Clic, clic, zip et ratata

19/08/2016

À chaque fois qu’il en avait fini avec moi, je me disais, il ne met pas de cœur dans son boulot. S’il était cuisinier, il raterait ses sauces. J’étais à la fois fâché contre sa nonchalance et amusé d’en avoir rien à fiche pour finalement toujours retourner chez lui. Me voilà gîtant à gauche, surchargé d’une touffe mal équarrie, les favoris qui battent de l’aile.

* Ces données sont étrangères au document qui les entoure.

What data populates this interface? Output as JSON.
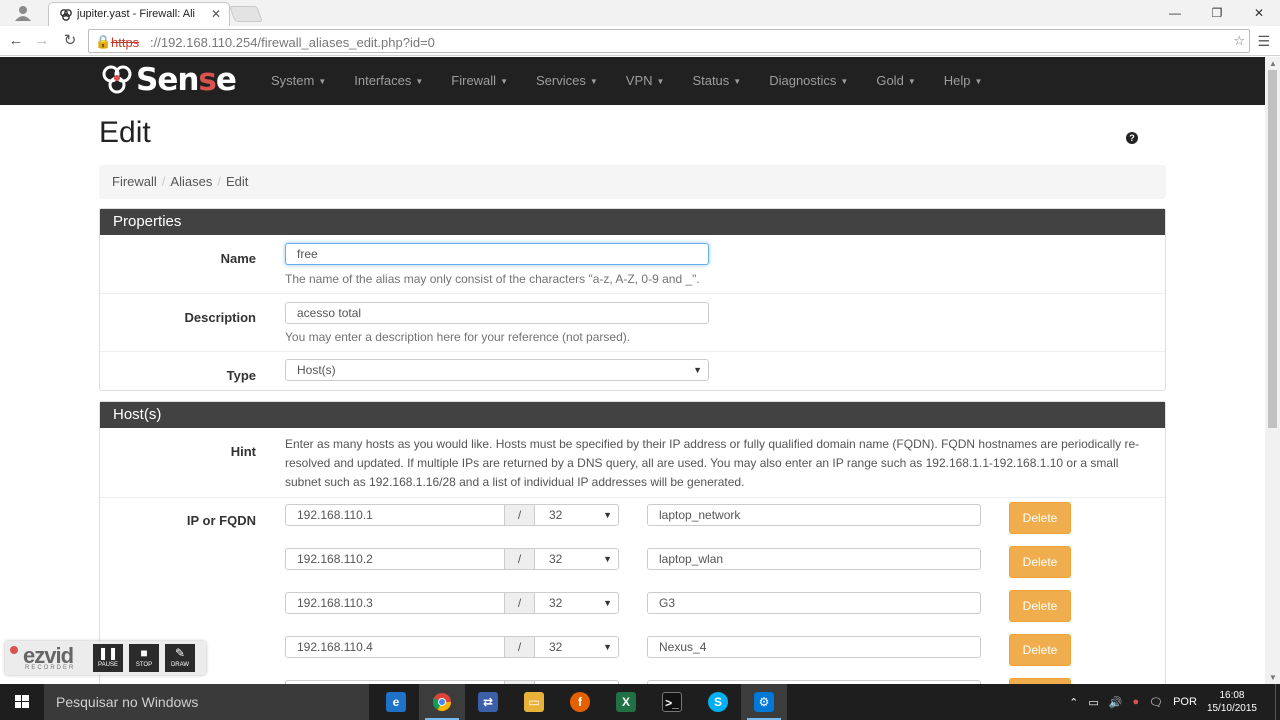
{
  "browser": {
    "tab_title": "jupiter.yast - Firewall: Ali",
    "url_scheme": "https",
    "url_rest": "://192.168.110.254/firewall_aliases_edit.php?id=0"
  },
  "navbar": {
    "logo_text_a": "Sen",
    "logo_text_b": "s",
    "logo_text_c": "e",
    "menu": [
      {
        "label": "System"
      },
      {
        "label": "Interfaces"
      },
      {
        "label": "Firewall"
      },
      {
        "label": "Services"
      },
      {
        "label": "VPN"
      },
      {
        "label": "Status"
      },
      {
        "label": "Diagnostics"
      },
      {
        "label": "Gold"
      },
      {
        "label": "Help"
      }
    ]
  },
  "page": {
    "title": "Edit",
    "breadcrumb": [
      "Firewall",
      "Aliases",
      "Edit"
    ]
  },
  "properties": {
    "heading": "Properties",
    "name_label": "Name",
    "name_value": "free",
    "name_help": "The name of the alias may only consist of the characters \"a-z, A-Z, 0-9 and _\".",
    "description_label": "Description",
    "description_value": "acesso total",
    "description_help": "You may enter a description here for your reference (not parsed).",
    "type_label": "Type",
    "type_value": "Host(s)"
  },
  "hosts": {
    "heading": "Host(s)",
    "hint_label": "Hint",
    "hint_text": "Enter as many hosts as you would like. Hosts must be specified by their IP address or fully qualified domain name (FQDN). FQDN hostnames are periodically re-resolved and updated. If multiple IPs are returned by a DNS query, all are used. You may also enter an IP range such as 192.168.1.1-192.168.1.10 or a small subnet such as 192.168.1.16/28 and a list of individual IP addresses will be generated.",
    "ip_label": "IP or FQDN",
    "slash": "/",
    "delete_label": "Delete",
    "entries": [
      {
        "ip": "192.168.110.1",
        "cidr": "32",
        "desc": "laptop_network"
      },
      {
        "ip": "192.168.110.2",
        "cidr": "32",
        "desc": "laptop_wlan"
      },
      {
        "ip": "192.168.110.3",
        "cidr": "32",
        "desc": "G3"
      },
      {
        "ip": "192.168.110.4",
        "cidr": "32",
        "desc": "Nexus_4"
      }
    ]
  },
  "recorder": {
    "logo": "ezvid",
    "sub": "RECORDER",
    "pause": "PAUSE",
    "stop": "STOP",
    "draw": "DRAW"
  },
  "taskbar": {
    "search_placeholder": "Pesquisar no Windows",
    "lang": "POR",
    "time": "16:08",
    "date": "15/10/2015"
  }
}
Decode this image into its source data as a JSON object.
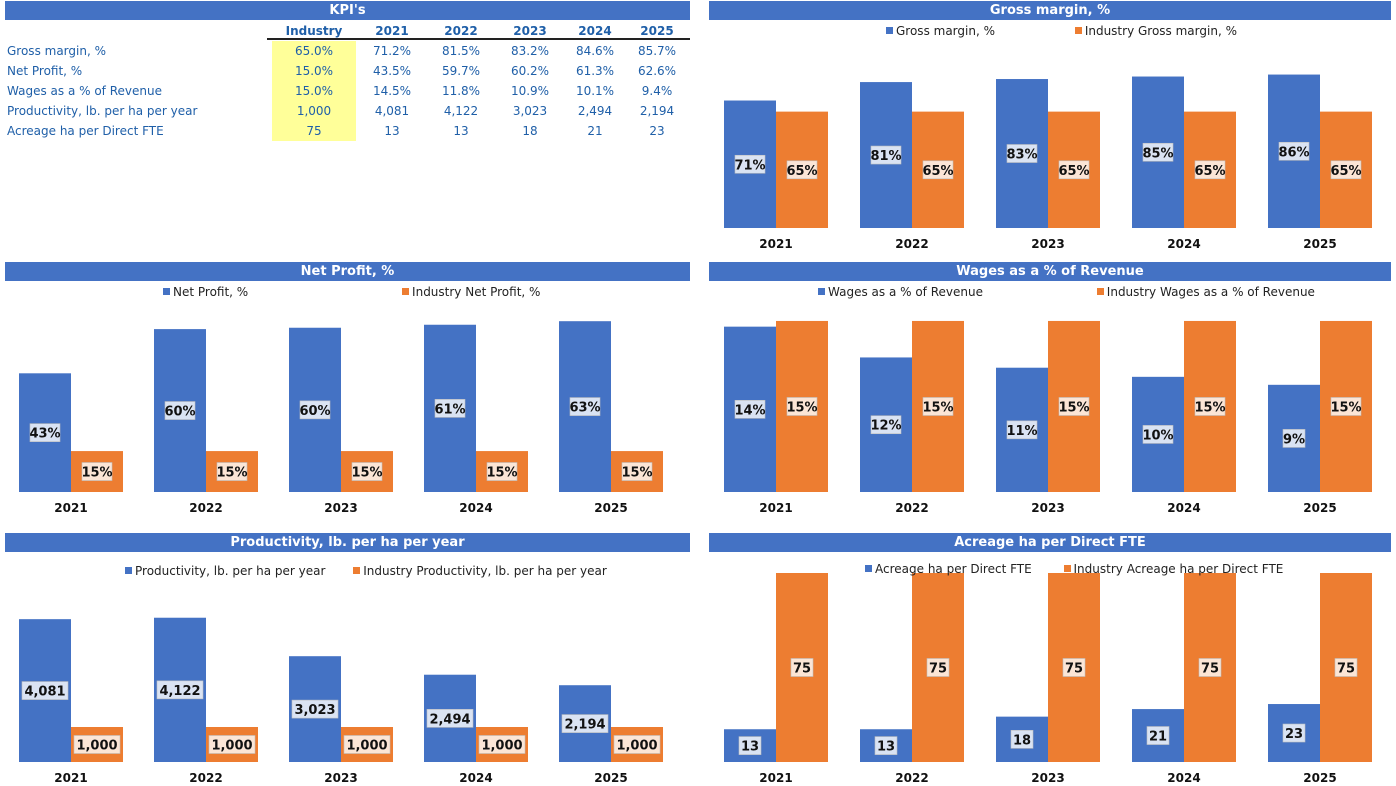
{
  "kpi_table": {
    "title": "KPI's",
    "columns": [
      "Industry",
      "2021",
      "2022",
      "2023",
      "2024",
      "2025"
    ],
    "rows": [
      {
        "label": "Gross margin, %",
        "values": [
          "65.0%",
          "71.2%",
          "81.5%",
          "83.2%",
          "84.6%",
          "85.7%"
        ]
      },
      {
        "label": "Net Profit, %",
        "values": [
          "15.0%",
          "43.5%",
          "59.7%",
          "60.2%",
          "61.3%",
          "62.6%"
        ]
      },
      {
        "label": "Wages as a % of Revenue",
        "values": [
          "15.0%",
          "14.5%",
          "11.8%",
          "10.9%",
          "10.1%",
          "9.4%"
        ]
      },
      {
        "label": "Productivity, lb. per ha per year",
        "values": [
          "1,000",
          "4,081",
          "4,122",
          "3,023",
          "2,494",
          "2,194"
        ]
      },
      {
        "label": "Acreage ha per Direct FTE",
        "values": [
          "75",
          "13",
          "13",
          "18",
          "21",
          "23"
        ]
      }
    ]
  },
  "colors": {
    "company": "#4472C4",
    "industry": "#ED7D31",
    "header": "#4472C4",
    "industry_cell": "#FFFF99"
  },
  "chart_data": [
    {
      "type": "bar",
      "id": "gross",
      "title": "Gross margin, %",
      "categories": [
        "2021",
        "2022",
        "2023",
        "2024",
        "2025"
      ],
      "series": [
        {
          "name": "Gross margin, %",
          "values": [
            71.2,
            81.5,
            83.2,
            84.6,
            85.7
          ],
          "labels": [
            "71%",
            "81%",
            "83%",
            "85%",
            "86%"
          ]
        },
        {
          "name": "Industry Gross margin, %",
          "values": [
            65,
            65,
            65,
            65,
            65
          ],
          "labels": [
            "65%",
            "65%",
            "65%",
            "65%",
            "65%"
          ]
        }
      ],
      "ylim": [
        0,
        105
      ],
      "legend": "top"
    },
    {
      "type": "bar",
      "id": "net",
      "title": "Net Profit, %",
      "categories": [
        "2021",
        "2022",
        "2023",
        "2024",
        "2025"
      ],
      "series": [
        {
          "name": "Net Profit, %",
          "values": [
            43.5,
            59.7,
            60.2,
            61.3,
            62.6
          ],
          "labels": [
            "43%",
            "60%",
            "60%",
            "61%",
            "63%"
          ]
        },
        {
          "name": "Industry Net Profit, %",
          "values": [
            15,
            15,
            15,
            15,
            15
          ],
          "labels": [
            "15%",
            "15%",
            "15%",
            "15%",
            "15%"
          ]
        }
      ],
      "ylim": [
        0,
        70
      ],
      "legend": "top"
    },
    {
      "type": "bar",
      "id": "wages",
      "title": "Wages as a % of Revenue",
      "categories": [
        "2021",
        "2022",
        "2023",
        "2024",
        "2025"
      ],
      "series": [
        {
          "name": "Wages as a % of Revenue",
          "values": [
            14.5,
            11.8,
            10.9,
            10.1,
            9.4
          ],
          "labels": [
            "14%",
            "12%",
            "11%",
            "10%",
            "9%"
          ]
        },
        {
          "name": "Industry Wages as a % of Revenue",
          "values": [
            15,
            15,
            15,
            15,
            15
          ],
          "labels": [
            "15%",
            "15%",
            "15%",
            "15%",
            "15%"
          ]
        }
      ],
      "ylim": [
        0,
        16.75
      ],
      "legend": "top"
    },
    {
      "type": "bar",
      "id": "prod",
      "title": "Productivity, lb. per ha per year",
      "categories": [
        "2021",
        "2022",
        "2023",
        "2024",
        "2025"
      ],
      "series": [
        {
          "name": "Productivity, lb. per ha per year",
          "values": [
            4081,
            4122,
            3023,
            2494,
            2194
          ],
          "labels": [
            "4,081",
            "4,122",
            "3,023",
            "2,494",
            "2,194"
          ]
        },
        {
          "name": "Industry Productivity, lb. per ha per year",
          "values": [
            1000,
            1000,
            1000,
            1000,
            1000
          ],
          "labels": [
            "1,000",
            "1,000",
            "1,000",
            "1,000",
            "1,000"
          ]
        }
      ],
      "ylim": [
        0,
        5200
      ],
      "legend": "top"
    },
    {
      "type": "bar",
      "id": "acre",
      "title": "Acreage ha per Direct FTE",
      "categories": [
        "2021",
        "2022",
        "2023",
        "2024",
        "2025"
      ],
      "series": [
        {
          "name": "Acreage ha per Direct FTE",
          "values": [
            13,
            13,
            18,
            21,
            23
          ],
          "labels": [
            "13",
            "13",
            "18",
            "21",
            "23"
          ]
        },
        {
          "name": "Industry Acreage ha per Direct FTE",
          "values": [
            75,
            75,
            75,
            75,
            75
          ],
          "labels": [
            "75",
            "75",
            "75",
            "75",
            "75"
          ]
        }
      ],
      "ylim": [
        0,
        75
      ],
      "legend": "top"
    }
  ]
}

Et cette fois, merde, j’ai une tête d’instructeur de l’armée suisse.  Une autre fois d’un punk qui aurait décidé de se faire une raie au milieu de la crête.

José, en plus ne me parlait que par onomatopée.

-Boof, heu, pouf, pouf, etc. et regardait par la fenêtre en faisant cliqueter le ciseau.

Parfois quand la conversation prenait un ton plus personnel, il lui arrivait de dire : Oui, non, peut-être, je ne sais pas.

-Tes enfants vont bien José ?

-Si !

Clic, clic, zip et ratata, trente-cinq francs, merci, salut, à la prochaine.

Et finalement je me suis fait à lui comme lui à moi pendant presque trente ans.

Quand la retraite l’a finalement rattrapé, j’ai pensé que José allait me manquer. Puis j’ai rencontré Marcello, qui lui sauve les meubles avec plus de brio, des phrases plus longues, mais  pour dix francs de plus.

Je tombe sur José aujourd’hui :

-Salut José, ça va ta retraite ?

-Si !

-Qu’est-ce que tu lis ?

-De la poésie.

Clic, clic, zip et ratata. Quel dommage de ne pas l’avoir su trente ans plus tôt on aurait pu communiquer par Haïku.